Warning of tens of thousands of deaths in England from the second wave of Covid-19 | World News



[ad_1]

Tens of thousands of deaths are now unavoidable in a second wave of coronavirus infections spreading across England due to a lack of virus control, a government scientific adviser warned.

John Edmunds, a professor at the London School of Hygiene and Tropical Medicine, told MPs on Wednesday that without further action, England’s staggered Covid-19 strategy would lead to large numbers of new infections every day, putting the NHS under pressure and causing death. Toll.

“If you look at where we are, there’s no way we’re going to get out of this wave now without counting our deaths in the tens of thousands,” said Edmunds, an epidemiologist, at the joint hearing of the Commons science and technology committee and the Commons committee. health and social assistance.

He added: “We are already at the point, or approaching the point, where the health service will be under pressure in the coming weeks. And even if we stop things now, cases and hospitalizations will continue to increase for the next 10 days, two weeks, because they are already integrated into the system. “

Edmunds, who sits on the government’s Sage (advisory) committee, warned that if nothing else was done, the virus would peak in north-west England in the next four to six weeks; and the rest of the country would face “a very serious number of cases” at Christmas and New Years.

Since Prime Minister Boris Johnson acknowledged the second wave of coronavirus infections, on September 18, the government’s Covid-19 dashboard recorded 2,191 deaths in the UK and 1,903 in England.

The hearing, the second in an investigation focusing on lessons to be learned from the pandemic, highlighted the failure of the UK’s test and trace system to control the epidemic by containing outbreaks from the start.

Map

Max Roser, a physician and director of the Oxford Martin program on global development, told the committee that several countries in Asia had recorded fewer than 10 deaths per million people, compared to 644 deaths per million in the UK.
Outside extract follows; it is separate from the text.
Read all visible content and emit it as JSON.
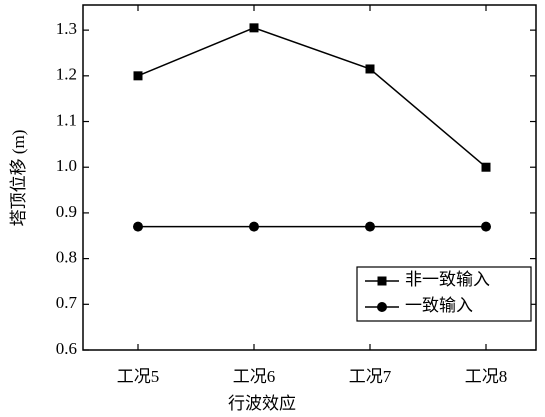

One aspect that stood out as important, Roser said, was the ability to test people and scale up testing when outbreaks called for it. “In fact, only when people know that they are ill can they isolate themselves,” he told deputies.

David Heymann, professor of infectious disease epidemiology at the London School of Hygiene and Tropical Medicine, said countries that were now opening successfully were able to do so because they had started tracing contacts early and could stop outbreaks. “You cannot do contact tracing from a central point, it must be done with the full participation of the communities,” he said.
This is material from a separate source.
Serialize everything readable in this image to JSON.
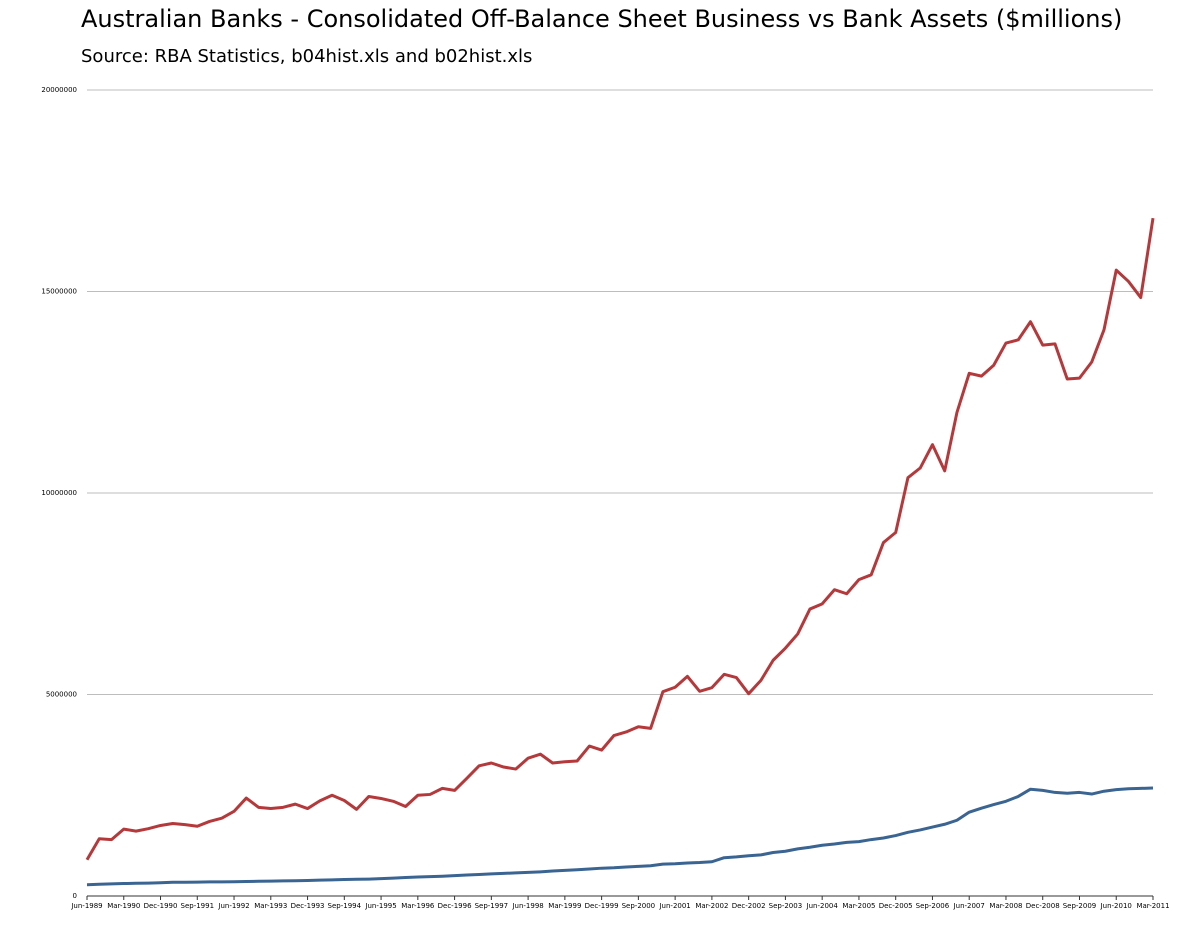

Public Health England abandoned its routine monitoring and testing strategy in mid-March, ahead of the spring lockout, because it was unable to keep up with the outbreak.
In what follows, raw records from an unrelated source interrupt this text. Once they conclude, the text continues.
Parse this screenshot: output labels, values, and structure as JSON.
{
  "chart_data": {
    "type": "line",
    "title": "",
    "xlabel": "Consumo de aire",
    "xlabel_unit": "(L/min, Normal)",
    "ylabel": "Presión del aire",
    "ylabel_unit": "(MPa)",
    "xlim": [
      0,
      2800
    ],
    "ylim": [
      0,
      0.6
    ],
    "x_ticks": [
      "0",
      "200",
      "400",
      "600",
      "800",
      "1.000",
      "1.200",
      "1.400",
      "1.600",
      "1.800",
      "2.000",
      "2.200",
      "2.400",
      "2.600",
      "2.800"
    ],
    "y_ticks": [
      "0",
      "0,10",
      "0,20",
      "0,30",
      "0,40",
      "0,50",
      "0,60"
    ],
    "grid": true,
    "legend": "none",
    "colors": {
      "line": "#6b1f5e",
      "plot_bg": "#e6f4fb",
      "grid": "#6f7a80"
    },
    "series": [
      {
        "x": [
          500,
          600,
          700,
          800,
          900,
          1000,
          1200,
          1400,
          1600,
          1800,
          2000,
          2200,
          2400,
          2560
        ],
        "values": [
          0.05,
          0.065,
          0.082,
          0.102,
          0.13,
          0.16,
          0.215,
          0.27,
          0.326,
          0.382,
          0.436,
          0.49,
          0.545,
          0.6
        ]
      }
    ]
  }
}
In a contentious exchange, Jeremy Hunt, chairman of Commons’ health and social care committee, asked Edmunds about the government’s decision in March to move from containing the virus to mitigating the impact of the outbreak. He asked why the Sage scientists hadn’t been modeling and then proposed test and trace as a strategy. Edmunds said it had been modeled, but that, in March, England had too many cases to test and track.

When asked about local three-tier government Covid alert levels, Edmunds said it was not a strategy he would follow. Restrictions at level 3 could, at best, bring the R-value (the average number of infections caused by someone infected with Sars-CoV-2) closer to 1, he said, but that meant regions that were placed in the top tier when their cases skyrocketed would continue to have high levels of new infections, increased pressure on hospitals and high death rates.

“What that means is that we all end up at a high level of incidence where hospitals are really overloaded and we have a large number of deaths. That for me is the logical conclusion of the strategy we are following, and I would not follow that strategy, ”he said.

Edmunds argued that if the regions imposed a strict two-week circuit breaker first, they could potentially cut the rate of new infections in half and keep cases lower where the NHS was under less strain. Alternatively, he said, the whole country could go to level 3 to prevent places with low levels of infection from reaching the situation in Liverpool now and elsewhere in northern England.

In a news conference Tuesday, Johnson referred to charts showing infection rates declining for people ages 10-29 in many regions, but continuing to rise for older people. Jonathan Van-Tam, England’s professor and deputy chief medical officer, said the apparent decline could be due to the rate at which people came for tests.